No biggie, I had to go into town to deal with prescriptions
that got messed up, too (but that’s a different rant). So I stopped by the post
office. No one there, it’s all locked up. No sign about why or when they’d be
open. I stood there for a moment wondering if I should hang out for a few
minutes or just go. I decided to just go. It wasn’t until I was about halfway
home that I realized today is Rape, Pillage, and Murder a Native Day! Some
people call it Columbus Day, but I think that’s a misnomer. I mean, why would
we celebrate an asshole Italian working for Spaniards who never set foot on US
soil? And it’s understandable that I
would forget that it’s a Federal Holiday since all us plebs are still expected
to work. Heck, I haven’t even seen a single Rape, Pillage, and Murder a Native
Sale this year. I guess it wasn’t selling mattresses as effectively as it had
in the past.
Ugh. But this means I have to go back into town tomorrow. I
don’t want to go back into town tomorrow! Nobody seems to understand the
concept of a car, and driving, and not being annoying. Actually, even worse, I
have to go into Fredericksburg as well since our super market doesn’t have most
of the things I need. Every time I drive through Fredericksburg, I almost die
because people are just the worst and that makes me very screamy and stabby.

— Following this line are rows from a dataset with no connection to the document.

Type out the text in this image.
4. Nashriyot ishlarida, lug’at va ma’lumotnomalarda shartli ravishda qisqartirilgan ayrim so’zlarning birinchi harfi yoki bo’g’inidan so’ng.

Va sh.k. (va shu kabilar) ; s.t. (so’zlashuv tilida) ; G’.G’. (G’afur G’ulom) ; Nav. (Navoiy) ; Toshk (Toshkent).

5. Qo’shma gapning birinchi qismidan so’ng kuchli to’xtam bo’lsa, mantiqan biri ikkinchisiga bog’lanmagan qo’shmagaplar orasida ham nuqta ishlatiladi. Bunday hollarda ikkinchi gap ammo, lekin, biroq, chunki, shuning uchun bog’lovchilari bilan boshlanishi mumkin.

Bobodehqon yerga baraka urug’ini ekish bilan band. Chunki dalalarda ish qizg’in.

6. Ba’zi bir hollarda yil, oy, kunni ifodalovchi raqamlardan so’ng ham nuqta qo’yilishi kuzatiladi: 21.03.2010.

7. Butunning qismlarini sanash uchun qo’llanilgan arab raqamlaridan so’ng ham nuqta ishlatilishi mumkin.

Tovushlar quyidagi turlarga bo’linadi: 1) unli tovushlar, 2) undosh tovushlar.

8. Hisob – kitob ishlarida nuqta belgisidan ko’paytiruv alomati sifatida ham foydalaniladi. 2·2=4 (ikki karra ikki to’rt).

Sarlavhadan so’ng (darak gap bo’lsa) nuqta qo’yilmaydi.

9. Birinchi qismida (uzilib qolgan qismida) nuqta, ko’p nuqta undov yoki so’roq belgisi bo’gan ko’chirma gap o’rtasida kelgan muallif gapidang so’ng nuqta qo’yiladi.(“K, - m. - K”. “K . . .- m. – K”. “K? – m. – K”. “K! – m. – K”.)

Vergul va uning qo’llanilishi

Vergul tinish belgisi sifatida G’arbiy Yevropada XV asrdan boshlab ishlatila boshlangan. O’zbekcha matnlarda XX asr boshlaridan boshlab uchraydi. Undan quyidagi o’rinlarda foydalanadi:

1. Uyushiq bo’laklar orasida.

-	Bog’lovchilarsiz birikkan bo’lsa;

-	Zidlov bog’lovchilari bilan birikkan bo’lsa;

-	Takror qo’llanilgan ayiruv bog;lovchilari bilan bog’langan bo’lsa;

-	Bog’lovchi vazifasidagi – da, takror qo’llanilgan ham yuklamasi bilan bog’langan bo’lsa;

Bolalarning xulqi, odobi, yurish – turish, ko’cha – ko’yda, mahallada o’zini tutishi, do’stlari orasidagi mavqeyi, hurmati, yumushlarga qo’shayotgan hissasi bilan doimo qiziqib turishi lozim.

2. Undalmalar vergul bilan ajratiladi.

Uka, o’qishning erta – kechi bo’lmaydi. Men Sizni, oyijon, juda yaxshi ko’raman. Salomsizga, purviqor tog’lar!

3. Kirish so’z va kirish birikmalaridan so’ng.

So on this festive Rape, Pillage, and Murder a Native Day,
be a bad pleb and take the afternoon off. And when you’re out driving, use your
signals, check your blindspot, and do the speed limit. And remember, if you can’t
do the speed limit because driving faster than a butterfly on downers is too
scary, safely pull to the side of the road and allow other vehicles to pass. It
will make for a significantly less screamy stabby world.